Oui, commerce autonome et paiement intelligents seront effectivement en vedette lors du Mobile World Congress. Il ne s’agit pas de déclencher des achats sans le consentement du consommateur mais de mettre en place des solutions de paiement toujours plus fluides. Cela peut passer par des imprimantes qui commandent automatiquement des cartouches vides, des voitures qui payent automatiquement une place de parking ou un péage, ou encore une smartwatch, qui règle une commande au restaurant d’un simple geste. Nous travaillons étroitement avec Visa sur ces différents scénarios.

Le paiement mobile intéresse évidemment les champions de la carte bancaire mais semble également revendiqué par des constructeurs de smartphones, des champions de l’internet voire des opérateurs, en particulier dans les régions non bancarisées. Qui remportera cette bataille ?
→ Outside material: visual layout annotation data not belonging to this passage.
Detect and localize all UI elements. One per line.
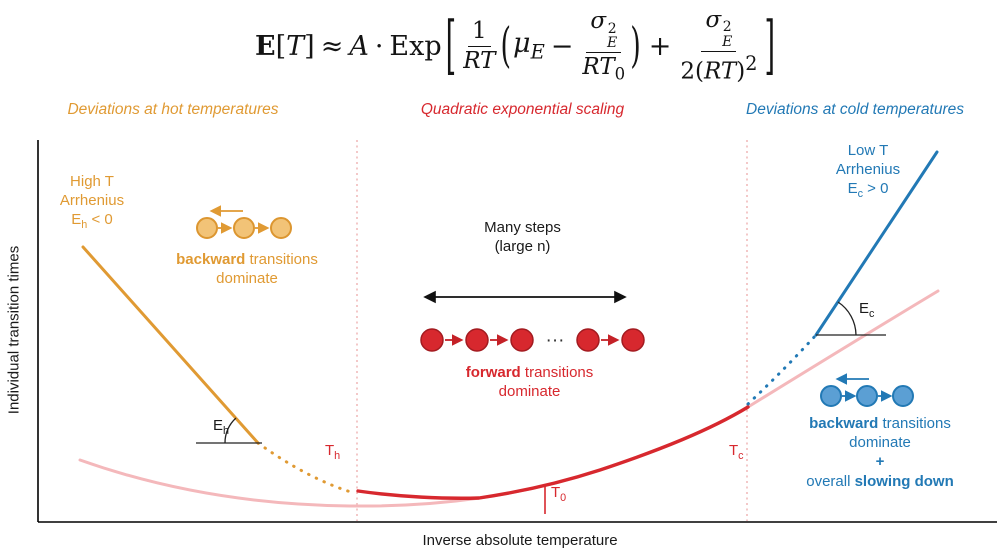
minus-sign: − bbox=[550, 30, 574, 62]
eh-angle-marker bbox=[196, 417, 262, 444]
x-axis-label: Inverse absolute temperature bbox=[422, 532, 618, 549]
mu-term: μE bbox=[513, 28, 545, 64]
forward-transitions-icon: ··· bbox=[420, 328, 645, 352]
hot-caption: backward transitions dominate bbox=[176, 251, 318, 288]
ellipsis: ··· bbox=[546, 330, 565, 351]
hot-state-circle bbox=[233, 217, 255, 239]
expectation-symbol: E bbox=[255, 30, 276, 62]
hot-arrhenius-label: High T Arrhenius Eh < 0 bbox=[59, 173, 125, 232]
ec-slope-label: Ec bbox=[859, 300, 875, 320]
ec-angle-marker bbox=[816, 301, 886, 336]
forward-state-circle bbox=[420, 328, 444, 352]
frac-1-over-RT: 1 RT bbox=[463, 18, 496, 74]
cold-state-circle bbox=[820, 385, 842, 407]
big-open-bracket: [ bbox=[445, 9, 457, 83]
tc-marker-label: Tc bbox=[729, 442, 744, 462]
t0-marker-label: T0 bbox=[551, 484, 567, 504]
forward-state-circle bbox=[465, 328, 489, 352]
approx-sign: ≈ bbox=[320, 30, 344, 62]
forward-state-circle bbox=[621, 328, 645, 352]
ec-angle-arc bbox=[837, 301, 857, 336]
cold-caption: backward transitions dominate + overall … bbox=[806, 415, 954, 490]
y-axis-label: Individual transition times bbox=[5, 245, 23, 415]
section-header-hot: Deviations at hot temperatures bbox=[67, 101, 279, 118]
amplitude-symbol: A bbox=[349, 30, 369, 62]
forward-state-circle bbox=[510, 328, 534, 352]
transition-time-symbol: T bbox=[286, 30, 305, 62]
section-header-quadratic: Quadratic exponential scaling bbox=[420, 101, 625, 118]
forward-state-circle bbox=[576, 328, 600, 352]
th-marker-label: Th bbox=[325, 442, 341, 462]
exp-operator: Exp bbox=[389, 30, 442, 62]
lhs-close-bracket: ] bbox=[304, 30, 315, 62]
big-close-paren: ) bbox=[630, 18, 641, 74]
cold-arrhenius-label: Low T Arrhenius Ec > 0 bbox=[835, 142, 901, 201]
cold-state-circle bbox=[856, 385, 878, 407]
hot-state-circle bbox=[196, 217, 218, 239]
hot-transitions-icon bbox=[196, 205, 292, 239]
eh-slope-label: Eh bbox=[213, 417, 230, 437]
forward-caption: forward transitions dominate bbox=[465, 364, 594, 401]
hot-state-circle bbox=[270, 217, 292, 239]
plus-sign: + bbox=[648, 30, 672, 62]
lhs-open-bracket: [ bbox=[275, 30, 287, 62]
section-header-cold: Deviations at cold temperatures bbox=[746, 101, 964, 118]
cold-transitions-icon bbox=[820, 373, 914, 407]
eh-angle-arc bbox=[224, 417, 237, 444]
big-close-bracket: ] bbox=[764, 9, 775, 83]
cold-arrhenius-line bbox=[814, 150, 939, 337]
cold-extrapolation-dotted bbox=[746, 333, 818, 406]
hot-arrhenius-line bbox=[81, 245, 260, 445]
big-open-paren: ( bbox=[500, 18, 512, 74]
cold-state-circle bbox=[892, 385, 914, 407]
cdot-sign: · bbox=[374, 30, 384, 62]
many-steps-label: Many steps (large n) bbox=[484, 219, 561, 256]
axes bbox=[37, 140, 997, 523]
C’est vrai que le marché est très ouvert avec des situations très différentes selon les régions. En Asie cela peut être des acteurs de l’internet comme WeChat, très actifs sur les mobiles, en Afrique ce seront des solutions comme M-Pesa de Vodafone ou Orange Money, et aux États-Unis on observe un bras de fer entre acteurs de la monétique et champions des smartphones. Je pense que la situation se décantera d’ici 2 ou 3 ans et le vainqueur sera celui qui aura su mettre en place l’écosystème le plus dynamique.

On ne parle pratiquement plus des équipementiers, stars historiques du Mobile World Congress. Ont-ils déjà perdu cette nouvelle bataille des télécoms ?

Le marché est arrivé à une certaine maturité technologique et l’introduction de la 5G entraîne effectivement moins d’attente que celle de la 4G ou surtout de la 3G il y a près de 20 ans. En outre, la sécurisation des objets connectés est désormais plutôt l’affaire des constructeurs. Mais les équipementiers, en collaboration avec les opérateurs, ont néanmoins un grand rôle à jouer dans la standardisation et le déploiement des protocoles de sécurité. Et les réseaux cellulaires resteront incontournables pour le transfert des données.

Google et Facebook multiplient les expérimentations dans les télécoms. A l’avenir, les réseaux cellulaires seront ils déployés voire financés par des géants.. de la publicité ?

J’ai beaucoup de respect pour les innovations de ces groupes et ces projets, qui passent par des drones de haute altitude, des ballons atmosphériques voire des satellites en orbite basse, répondent sans doute à de réels besoins dans des pays émergents, dans des zones à faible densité de population qui ne sont aujourd’hui pas couvertes par des réseaux cellulaires classiques. Mais ces technologies ne sont encore que de la R&D et elles ne répondent pas à des usages intensifs, notamment au cœur des villes de demain, qui s’appuieront encore longtemps sur les technologies cellulaires.